Machine precision: 2.220446049250313e-16
Square root of machine precision: 1.4901161193847656e-08

A few more notes on finite difference approaches¶

We could get a higher-order approximation by using the second-order finite difference formula $$\dfrac{\partial f}{\partial x} \approx \dfrac{f\left(x+\epsilon\right) - f\left(x - \epsilon\right)}{2\epsilon}.$$ This formula suffers from the same difficulties as the first-order approximation.
To calculate the derivative of a multivariate function we can write $$\dfrac{\partial f}{\partial x_{j}} \approx \dfrac{f\left(x+\epsilon e_{j}\right) - f\left(x\right)}{\epsilon}$$ where $e_{j}$ is the unit vector in the direction of $x_{j}$.

Towards Automatic Differentiation¶

In the introduction, we motivated the need for computational techniques to compute derivatives. The focus in the introduction was on the finite difference method, but we also computed a symbolic derivative. The finite difference approach is nice because it is quick and easy. However, it suffers from accuracy and stability problems. On the other hand, symbolic derivatives can be evaluated to machine precision, but can be costly to evaluate. We'll have more to say about cost of symbolic differentiation later.

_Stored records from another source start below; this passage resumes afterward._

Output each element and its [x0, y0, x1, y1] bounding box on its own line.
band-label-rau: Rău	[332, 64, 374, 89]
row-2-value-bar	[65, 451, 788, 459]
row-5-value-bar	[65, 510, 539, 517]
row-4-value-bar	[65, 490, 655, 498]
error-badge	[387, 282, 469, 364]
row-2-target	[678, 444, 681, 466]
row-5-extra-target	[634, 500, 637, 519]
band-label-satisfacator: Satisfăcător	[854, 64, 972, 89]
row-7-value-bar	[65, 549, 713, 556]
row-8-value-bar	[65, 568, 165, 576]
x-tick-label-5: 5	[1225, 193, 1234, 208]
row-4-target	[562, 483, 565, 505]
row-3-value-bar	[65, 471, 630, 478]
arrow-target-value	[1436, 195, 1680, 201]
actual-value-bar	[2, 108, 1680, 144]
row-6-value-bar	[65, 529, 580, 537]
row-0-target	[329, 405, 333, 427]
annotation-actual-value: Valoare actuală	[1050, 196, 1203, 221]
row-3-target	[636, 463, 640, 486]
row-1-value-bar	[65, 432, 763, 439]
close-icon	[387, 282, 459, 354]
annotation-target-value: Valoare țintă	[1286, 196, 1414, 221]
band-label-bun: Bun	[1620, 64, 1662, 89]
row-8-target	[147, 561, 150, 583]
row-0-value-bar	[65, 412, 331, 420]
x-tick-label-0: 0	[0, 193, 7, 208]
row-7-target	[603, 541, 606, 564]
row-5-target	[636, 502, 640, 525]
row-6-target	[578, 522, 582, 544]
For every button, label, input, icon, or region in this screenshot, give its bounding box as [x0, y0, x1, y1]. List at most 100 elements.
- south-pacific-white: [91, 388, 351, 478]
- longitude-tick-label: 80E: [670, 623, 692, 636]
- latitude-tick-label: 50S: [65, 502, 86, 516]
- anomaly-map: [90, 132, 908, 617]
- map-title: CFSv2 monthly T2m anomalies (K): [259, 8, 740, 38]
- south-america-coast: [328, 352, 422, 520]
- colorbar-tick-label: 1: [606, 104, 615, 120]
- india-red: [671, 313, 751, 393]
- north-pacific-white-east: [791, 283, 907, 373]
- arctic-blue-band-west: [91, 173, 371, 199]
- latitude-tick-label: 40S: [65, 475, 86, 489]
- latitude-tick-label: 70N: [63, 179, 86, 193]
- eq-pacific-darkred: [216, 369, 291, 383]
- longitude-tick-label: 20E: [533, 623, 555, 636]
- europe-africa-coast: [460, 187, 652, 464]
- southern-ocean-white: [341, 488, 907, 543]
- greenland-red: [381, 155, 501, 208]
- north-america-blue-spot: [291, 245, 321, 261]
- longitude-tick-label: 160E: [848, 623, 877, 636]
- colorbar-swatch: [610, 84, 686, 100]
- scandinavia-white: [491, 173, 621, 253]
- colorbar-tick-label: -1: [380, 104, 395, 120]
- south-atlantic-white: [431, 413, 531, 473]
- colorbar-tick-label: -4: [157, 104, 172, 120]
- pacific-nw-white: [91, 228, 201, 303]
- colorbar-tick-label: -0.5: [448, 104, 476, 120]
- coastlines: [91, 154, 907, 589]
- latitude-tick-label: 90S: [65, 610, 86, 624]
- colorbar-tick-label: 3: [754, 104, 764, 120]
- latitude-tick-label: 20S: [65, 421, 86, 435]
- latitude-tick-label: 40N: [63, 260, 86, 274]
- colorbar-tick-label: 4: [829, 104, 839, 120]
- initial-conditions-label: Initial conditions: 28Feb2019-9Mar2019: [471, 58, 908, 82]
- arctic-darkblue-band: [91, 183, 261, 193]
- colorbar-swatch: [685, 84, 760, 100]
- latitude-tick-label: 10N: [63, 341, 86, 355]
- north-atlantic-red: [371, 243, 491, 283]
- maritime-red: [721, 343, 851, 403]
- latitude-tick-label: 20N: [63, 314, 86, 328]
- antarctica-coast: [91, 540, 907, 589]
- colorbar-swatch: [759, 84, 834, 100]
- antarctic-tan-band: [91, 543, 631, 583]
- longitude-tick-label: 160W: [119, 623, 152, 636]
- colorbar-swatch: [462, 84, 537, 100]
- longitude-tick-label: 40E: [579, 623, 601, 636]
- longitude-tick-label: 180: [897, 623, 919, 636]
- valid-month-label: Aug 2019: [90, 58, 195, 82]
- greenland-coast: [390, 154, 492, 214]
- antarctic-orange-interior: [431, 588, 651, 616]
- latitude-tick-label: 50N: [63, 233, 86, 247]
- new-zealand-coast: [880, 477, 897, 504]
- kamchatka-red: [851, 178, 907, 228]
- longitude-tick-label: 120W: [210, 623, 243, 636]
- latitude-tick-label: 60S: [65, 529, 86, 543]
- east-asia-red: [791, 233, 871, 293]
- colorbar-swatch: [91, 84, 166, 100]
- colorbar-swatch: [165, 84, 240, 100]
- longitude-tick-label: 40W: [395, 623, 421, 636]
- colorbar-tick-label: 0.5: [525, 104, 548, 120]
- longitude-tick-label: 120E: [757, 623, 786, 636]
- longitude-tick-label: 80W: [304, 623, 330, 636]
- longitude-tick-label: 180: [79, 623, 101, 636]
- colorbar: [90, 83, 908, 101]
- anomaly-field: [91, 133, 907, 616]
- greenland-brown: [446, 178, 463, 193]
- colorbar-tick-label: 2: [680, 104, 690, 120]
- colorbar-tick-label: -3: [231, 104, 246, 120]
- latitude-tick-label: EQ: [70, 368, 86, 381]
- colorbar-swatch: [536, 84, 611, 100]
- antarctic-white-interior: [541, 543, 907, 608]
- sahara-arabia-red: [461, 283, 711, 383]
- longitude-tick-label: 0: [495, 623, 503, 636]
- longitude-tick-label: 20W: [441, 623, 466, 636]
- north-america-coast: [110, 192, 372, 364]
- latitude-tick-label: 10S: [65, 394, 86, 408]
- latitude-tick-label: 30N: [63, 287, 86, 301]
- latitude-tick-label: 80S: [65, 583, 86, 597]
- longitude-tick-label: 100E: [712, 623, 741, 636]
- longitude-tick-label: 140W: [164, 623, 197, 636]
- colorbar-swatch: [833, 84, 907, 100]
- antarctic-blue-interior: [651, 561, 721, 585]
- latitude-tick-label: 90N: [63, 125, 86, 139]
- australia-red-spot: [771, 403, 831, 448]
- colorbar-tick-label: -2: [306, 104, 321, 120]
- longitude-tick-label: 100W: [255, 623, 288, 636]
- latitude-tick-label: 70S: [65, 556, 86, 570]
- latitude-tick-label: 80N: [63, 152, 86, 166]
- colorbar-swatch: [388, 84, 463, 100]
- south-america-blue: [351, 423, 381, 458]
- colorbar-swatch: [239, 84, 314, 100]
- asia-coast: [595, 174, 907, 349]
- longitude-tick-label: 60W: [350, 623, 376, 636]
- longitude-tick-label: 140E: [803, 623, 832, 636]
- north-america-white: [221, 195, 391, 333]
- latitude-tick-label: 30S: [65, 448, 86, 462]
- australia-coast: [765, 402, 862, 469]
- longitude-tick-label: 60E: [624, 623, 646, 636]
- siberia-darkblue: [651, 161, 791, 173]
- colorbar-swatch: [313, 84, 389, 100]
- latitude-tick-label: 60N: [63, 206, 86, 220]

Automatic differentiation (AD) overcomes both of these deficiencies. It is less costly than symbolic differentiation while evaluating derivatives to machine precision. There are two modes of automatic differentiation: forward and reverse. This course will be primarily concerned with the forward mode. Time-permitting, we will give an introduction to the reverse mode. In fact, the famous backpropagation algorithm from machine learn is a special case of the reverse mode of automatic differentiation.